Es claro que el propósito es distinto al de una película hollywoodense, lo entiendo, pero aquí les hicieron mucho más caso a los expertos sin sacrificar el espectáculo, creando una rara combinación de goce estético con cierta dosis de información seria, la mínima para entender el momento y contexto sin ser un especialista.
Está contada con las mejores técnicas de storytelling, una forma narrativa muy eficaz para presentar información que se quiere compartir y que resulta muy adecuada en la divulgación de la ciencia. En este sentido, cada episodio, cada grupo de animales, se presentan como si de un cuento se tratara. Esto la hace muy atractiva para el gran público, sin tener que inventar peleas de campeonato ni humanos llegados por agujeros «espacio-temporales», chapucería muy usual en el cine de ficción que no es bien cuidado (lástima, Parque Jurásico se inscribe aquí).
Cada episodio tiene una duración de 40 minutos que se pasan volando. En cada uno de ellos nos presentan al grupo de reptiles representativos del bioma o de la época geológica, en realidad varios grupos por capítulo. No le temen a mostrar una explosión de colores y decorados de estos seres, que seguro debieron presentar, ni emplumar a quien la evidencia científica ha propuesto emplumar o hacerlo solo en una etapa de su desarrollo, lo que es el caso de los velociraptores y de las crías de los tiranosaurios. Tampoco se rehuye (y esto es genial) a mostrar animales de todo el mundo, incluyendo los que comparten nicho ecológico (equivalentes) en otras regiones del mundo.
Nos presentan una recreación (no es un documental técnico para especialistas) de cómo debió ser la vida de cada especie tratada, su comportamiento, función en los ecosistemas y devenir. Las imágenes, decía, son muy potentes y respaldan la narrativa de manera muy eficaz, incluso es una buena forma de aprender el lenguaje y poder de la divulgación narrativa.

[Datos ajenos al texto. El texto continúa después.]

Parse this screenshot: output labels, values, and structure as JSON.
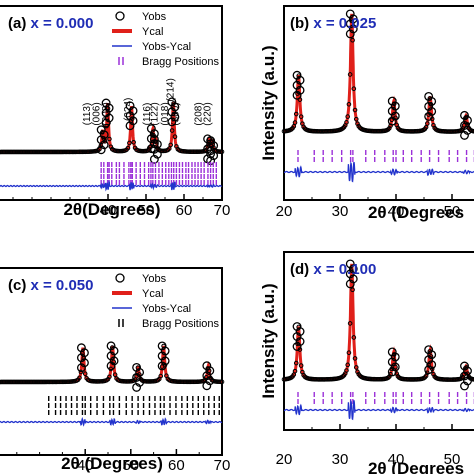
{
  "chart_data": [
    {
      "type": "line",
      "panel_label": "(a)",
      "composition_label": "x = 0.000",
      "xlabel": "2θ(Degrees)",
      "ylabel": "",
      "xlim": [
        10,
        70
      ],
      "ylim": [
        0,
        100
      ],
      "xticks": [
        "40",
        "50",
        "60",
        "70"
      ],
      "xtick_values": [
        40,
        50,
        60,
        70
      ],
      "legend": {
        "placement": "top-right",
        "entries": [
          "Yobs",
          "Ycal",
          "Yobs-Ycal",
          "Bragg Positions"
        ]
      },
      "peak_labels": [
        {
          "text": "(113)",
          "x": 35.2
        },
        {
          "text": "(006)",
          "x": 37.8
        },
        {
          "text": "(202)",
          "x": 40.2
        },
        {
          "text": "(024)",
          "x": 46.0
        },
        {
          "text": "(116)",
          "x": 51.0
        },
        {
          "text": "(122)",
          "x": 53.0
        },
        {
          "text": "(018)",
          "x": 55.8
        },
        {
          "text": "(214)",
          "x": 57.2
        },
        {
          "text": "(300)",
          "x": 58.6
        },
        {
          "text": "(208)",
          "x": 64.6
        },
        {
          "text": "(220)",
          "x": 67.0
        }
      ],
      "peaks": [
        {
          "x": 38.6,
          "height": 20
        },
        {
          "x": 39.9,
          "height": 48
        },
        {
          "x": 46.2,
          "height": 46
        },
        {
          "x": 51.8,
          "height": 22
        },
        {
          "x": 52.6,
          "height": 10
        },
        {
          "x": 57.2,
          "height": 50
        },
        {
          "x": 66.6,
          "height": 12
        },
        {
          "x": 67.4,
          "height": 10
        }
      ],
      "bragg_positions": [
        38.2,
        38.9,
        39.9,
        40.3,
        41.0,
        42.2,
        43.0,
        44.2,
        45.5,
        46.0,
        46.4,
        47.4,
        48.5,
        49.6,
        50.7,
        51.3,
        51.8,
        52.5,
        53.4,
        54.3,
        55.2,
        56.0,
        56.7,
        57.3,
        58.0,
        58.8,
        59.6,
        60.5,
        61.2,
        62.1,
        62.9,
        63.7,
        64.5,
        65.3,
        66.3,
        67.0,
        67.7,
        68.5
      ],
      "colors": {
        "label": "#1f2db5",
        "calc": "#e0201a",
        "diff": "#2233cc",
        "bragg": "#9b30d8",
        "obs": "#000000"
      }
    },
    {
      "type": "line",
      "panel_label": "(b)",
      "composition_label": "x = 0.025",
      "xlabel": "2θ (Degrees",
      "ylabel": "Intensity (a.u.)",
      "xlim": [
        20,
        55
      ],
      "ylim": [
        0,
        100
      ],
      "xticks": [
        "20",
        "30",
        "40",
        "50"
      ],
      "xtick_values": [
        20,
        30,
        40,
        50
      ],
      "peaks": [
        {
          "x": 22.6,
          "height": 48
        },
        {
          "x": 32.1,
          "height": 100
        },
        {
          "x": 39.6,
          "height": 26
        },
        {
          "x": 46.1,
          "height": 30
        },
        {
          "x": 52.5,
          "height": 14
        }
      ],
      "bragg_positions": [
        22.5,
        25.4,
        27.0,
        28.6,
        30.3,
        31.9,
        32.3,
        34.6,
        36.2,
        38.0,
        39.5,
        40.0,
        41.3,
        42.8,
        44.5,
        46.0,
        47.6,
        49.5,
        51.0,
        52.6,
        54.0
      ],
      "colors": {
        "label": "#1f2db5",
        "calc": "#e0201a",
        "diff": "#2233cc",
        "bragg": "#9b30d8",
        "obs": "#000000"
      }
    },
    {
      "type": "line",
      "panel_label": "(c)",
      "composition_label": "x = 0.050",
      "xlabel": "2θ (Degrees)",
      "ylabel": "",
      "xlim": [
        20,
        70
      ],
      "ylim": [
        0,
        100
      ],
      "xticks": [
        "40",
        "50",
        "60",
        "70"
      ],
      "xtick_values": [
        40,
        50,
        60,
        70
      ],
      "legend": {
        "placement": "top-right",
        "entries": [
          "Yobs",
          "Ycal",
          "Yobs-Ycal",
          "Bragg Positions"
        ]
      },
      "peaks": [
        {
          "x": 39.5,
          "height": 38
        },
        {
          "x": 46.0,
          "height": 40
        },
        {
          "x": 51.6,
          "height": 16
        },
        {
          "x": 57.2,
          "height": 40
        },
        {
          "x": 67.0,
          "height": 18
        }
      ],
      "bragg_positions": [
        32.0,
        33.5,
        34.6,
        35.8,
        37.0,
        38.2,
        39.4,
        40.0,
        41.2,
        42.6,
        44.0,
        45.4,
        46.2,
        47.5,
        49.0,
        50.3,
        51.6,
        52.8,
        54.1,
        55.3,
        56.5,
        57.3,
        58.6,
        59.9,
        61.2,
        62.4,
        63.6,
        64.8,
        66.0,
        67.1,
        68.3,
        69.4
      ],
      "colors": {
        "label": "#1f2db5",
        "calc": "#e0201a",
        "diff": "#2233cc",
        "bragg": "#000000",
        "obs": "#000000"
      }
    },
    {
      "type": "line",
      "panel_label": "(d)",
      "composition_label": "x = 0.100",
      "xlabel": "2θ (Degrees",
      "ylabel": "Intensity (a.u.)",
      "xlim": [
        20,
        55
      ],
      "ylim": [
        0,
        100
      ],
      "xticks": [
        "20",
        "30",
        "40",
        "50"
      ],
      "xtick_values": [
        20,
        30,
        40,
        50
      ],
      "peaks": [
        {
          "x": 22.6,
          "height": 46
        },
        {
          "x": 32.1,
          "height": 100
        },
        {
          "x": 39.6,
          "height": 24
        },
        {
          "x": 46.1,
          "height": 26
        },
        {
          "x": 52.5,
          "height": 12
        }
      ],
      "bragg_positions": [
        22.5,
        25.4,
        27.0,
        28.6,
        30.3,
        31.9,
        32.3,
        34.6,
        36.2,
        38.0,
        39.5,
        40.0,
        41.3,
        42.8,
        44.5,
        46.0,
        47.6,
        49.5,
        51.0,
        52.6,
        54.0
      ],
      "colors": {
        "label": "#1f2db5",
        "calc": "#e0201a",
        "diff": "#2233cc",
        "bragg": "#9b30d8",
        "obs": "#000000"
      }
    }
  ]
}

Tanto la imagen, la música de Hanz Zimmer, como la voz de David Attenborough, generan un impactante acabado en toda la serie, la cual se va en un suspiro dejando a toda la familia con apetito de más. No renuncia al espectáculo, pero está guiada por información seria. Un ejemplo de muy buena divulgación. Estoy seguro que la gente que la mire tendrá montones de nuevas preguntas, por lo que la producción pone a disposición el sitio oficial de internet para ampliar la información, aunque desafortunadamente esta se encuentra, por ahora, solo en inglés, cosa que esperamos se corrija pronto.
Planeta Prehistórico debe verse en familia y los padres tienen que poner especial atención, ya que luego se quejan de que no pueden charlar con sus hijos pequeños, quienes parecen saberlo todo sobre los dinosaurios. Esta serie les dará herramientas para que no se queden en silencio cuando sus hijos hablen de sus monstruos favoritos.
Horacio Cano Camacho, Profesor Investigador del Centro Multidisciplinario de Estudios en Biotecnología y Jefe del Departamento de Comunicación de la Ciencia de la Universidad Michoacana de San Nicolás de Hidalgo.